New studies in accelerated aging link elevated sugar intake with a process called glycosylation -proteins in our bodies morph into AGE’s, or advanced glycosylation end-products, a kind of metabolic debris that collects in our organ, joint, and skin tissues.
Long-term sugar intolerance leads to type 2 diabetes and other complications like obesity and inflammation. Drinking more than one soda a day raises your risk of serious weight gain by 80%.
If it’s a natural food, why is sugar so hard to digest? Again, it’s the sheer quantity not the substance itself that causes concern. Studies show that our bodies actually work harder in sugar’s afterburn to restore metabolic homeostasis.
So is it any surprise that we’ve turned to artificial sweeteners for answers? For women trying to stay healthy, artificial sweeteners can seem like the best of both worlds — sugar without calories. But there simply is no free lunch. Artificial sweeteners can be just as troublesome, with one exception: sugar addiction — those of us who simply cannot stop eating sugar once we start. In this case, artificial sweeteners may help short-circuit the dependency.
Aspartame and saccharin: are they safer than Splenda?
Aside from Splenda, the most popular artificial sweeteners are aspartame (and its cousin, neotame) and saccharin. Foods with these additives are marketed to women as low-fat, low-sugar, and low-calorie.
Diet programs like Weight Watchers sell low-calorie foods that trade real nutrients for artificial ingredients, including sugar substitutes. I think it’s great to try and lose unwanted weight, but I question whether these packaged items should be marketed as healthy choices. Good nutrition needs to take more into account than calories and fat content — especially when it comes to how many artificial sweeteners we’re eating and what we’re mixing them with.
Dangers in aspartame
Aspartame, the main ingredient in Equal and NutraSweet, is responsible for the most serious cases of poisoning, because the body actually digests it. Aspartame should be avoided by most women, but particularly in those with neuropsychiatric concerns. Recent studies in Europe show that aspartame use can result in an accumulation of formaldehyde in the brain, which can damage your central nervous system and immune system and cause genetic trauma. The FDA admits this is true, but claims the amount is low enough in most that it shouldn’t raise concern. I think any amount of formaldehyde in your brain is too much.
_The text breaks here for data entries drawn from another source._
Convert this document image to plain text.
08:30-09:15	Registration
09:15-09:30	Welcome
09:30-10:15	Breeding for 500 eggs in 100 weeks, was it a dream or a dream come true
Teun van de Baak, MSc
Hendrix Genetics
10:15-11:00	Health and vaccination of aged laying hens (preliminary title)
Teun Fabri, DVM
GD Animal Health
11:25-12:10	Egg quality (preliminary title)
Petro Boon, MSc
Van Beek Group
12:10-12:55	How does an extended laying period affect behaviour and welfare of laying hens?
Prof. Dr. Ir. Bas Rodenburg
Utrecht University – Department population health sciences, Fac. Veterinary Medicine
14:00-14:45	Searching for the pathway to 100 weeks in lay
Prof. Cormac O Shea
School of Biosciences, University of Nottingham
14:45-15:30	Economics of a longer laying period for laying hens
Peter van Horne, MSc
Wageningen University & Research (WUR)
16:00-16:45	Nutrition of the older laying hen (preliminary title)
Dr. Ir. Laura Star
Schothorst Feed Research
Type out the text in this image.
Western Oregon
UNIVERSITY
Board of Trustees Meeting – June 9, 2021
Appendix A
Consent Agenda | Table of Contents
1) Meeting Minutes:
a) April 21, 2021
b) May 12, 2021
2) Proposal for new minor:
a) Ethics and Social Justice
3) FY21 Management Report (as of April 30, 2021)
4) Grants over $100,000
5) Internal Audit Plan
Aspartame has had the most complaints of any food additive available to the public. It’s been linked with MS, lupus, fibromyalgia and other central nervous disorders. Possible side effects of aspartame include headaches, migraines, panic attacks, dizziness, irritability, nausea, intestinal discomfort, skin rash, and nervousness. Some researchers have linked aspartame with depression and manic episodes. It may also contribute to male infertility.
Saccharin, the first widely available chemical sweetener, is hardly mentioned any more. Better-tasting NutraSweet took its place in almost every diet soda, but saccharin is still an ingredient in some prepared foods, gum, and over-the-counter medicines. Remember those carcinogen warnings on the side of products that contained saccharin? They no longer appear because industry testing showed that saccharin only caused bladder cancer in rats. Most researchers agree that in sufficient doses, saccharin is carcinogenic in humans. The question is, how do you know how much artificial sweeteners your individual body can tolerate?
That being said, some practitioners think saccharin in moderation is the best choice if you must have an artificially sweetened beverage or food product. It’s been around a relatively long time and seems to cause fewer problems than aspartame. I don’t argue with this recommendation, but I encourage you to find out as much as you can about any chemical before you ingest it.